Reading Reflections – “Big Data” and Data Mining

This week’s blog is a reflection on the readings for last week. The readings largely deal with the topics of “Big Data” and various technologies and techniques used in the field of “Data Mining” (in which a person “mines” for certain data among all the data that is out there, sort of like a real miner mining for gold or coal in a mine). Toni Weller’s book, History in the Digital Age, has a chapter by William Turkel, Kevin Kee and Spencer Roberts followed by a chapter by Jim Musell.  Turkel, Kee and Roberts mention how new technology has made the traditional issue of lack of access to sources for historians something that is no longer a problem. They mention the traditional process used by historians in their research and then go on to list 7 rules for digital research. The first two rules are: “make everything digital” (they talk of scanning sources and digitizing them, mentioning some handheld pen scanner device that can scan text into a computer) and “keep stuff in the cloud”. For the most part I don’t do either of those things in my research, If I have a printed book from a library I would use information from the book without digitizing the book and I generally just have my files on my computer or sometimes on a flashdrive. Jim Mussel writes about the difference between “history 1.0” and “history 2.0” specifically saying that historians should view the web as more than just a tool and that “history 2.0” involves shifting from a focus on documents to a focus on data. To be honest seeing the emerging form of history as “2.0” and its predecessor as “1.0” seems a bit inaccurate, given how long history has been around (which in some form or other is along as the human race has been remembering and retelling the past). I imagine that we are really in a much later stage than “history 2.0” if we are to view history in different “.0” forms (as if history was “AOL”).

Daniel Cohen in his article “From Babel to Knowledge” starts by mentioning a short story, “The Library of Babel” by Jorge Luis Borges.
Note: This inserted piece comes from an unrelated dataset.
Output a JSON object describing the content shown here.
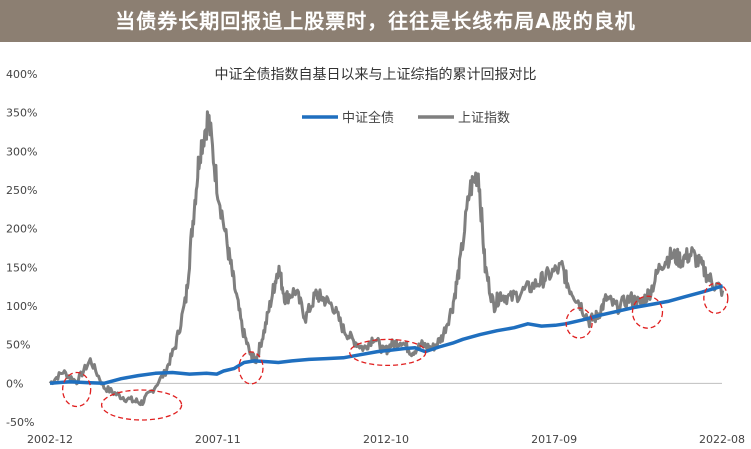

Cohen talks about how it can be difficult to find pertinent (and accurate) information while conducting online research. He then discusses some online tools that can help find information, such as the “Syllabus Finder” and the H-bot which searches the web to answer historical questions. Tim Hitchcox  discusses “Academic History and the Headache of Big Data” on the blog Historyonics. In this blog, Hitchcox mentions how “Big Data” is hard to work with while trying to maintain a commitment to “history from below” according to the “British Marxist Historical Tradition”. He discusses his project on the “Old Bailey”, which focuses on lower class people while he says most other historical web projects focus on intellectuals such as philosophers and scientists (for some reason he puts the word “scientist” in quotations, as if to say that some of those scientists are not really scientists, which seems unnecessary).  He says that other forms of history such as economic and demographic history, gender history and “the radical tradition” (an odd term given that the term “radical” is often used to describe people and groups which endeavor to break with or uproot traditions and traditional structures, but it is an accurate term in that such groups do actually come to have, and even endeavor to be faithful to, some sort of tradition) are not well represented.

Perhaps the biggest issue about the existence of “big data” or the internet is how to separate the wheat from the chaff. After all, not everything you find on a Google search is something you would want to include in your college paper and not everything you see someone say on Facebook or Twitter is something you want to use to boast about how knowledgeable you are (well better yet, don’t boast about that in the first place). Tools can help with this task, but experience is also important. Over time using the internet, you learn a bit about how to figure out which information is better and how to access online information and cite it better. Ten years ago I once cited the source of my information for a school paper  as simply “”, and after doing so I learned that Google is just a search-engine and that I had to cite the site that actually had the information on it, not the search engine I used to find it (well that was my first year having a computer at home, so as I said before, you learn over time). Sorting through and mining all this big data can be time consuming and sometimes challenging (though probably less challenging, and certainly less dangerous than other forms of mining, like coal mining) and it is a task that hopefully people become more proficient at with time and practice.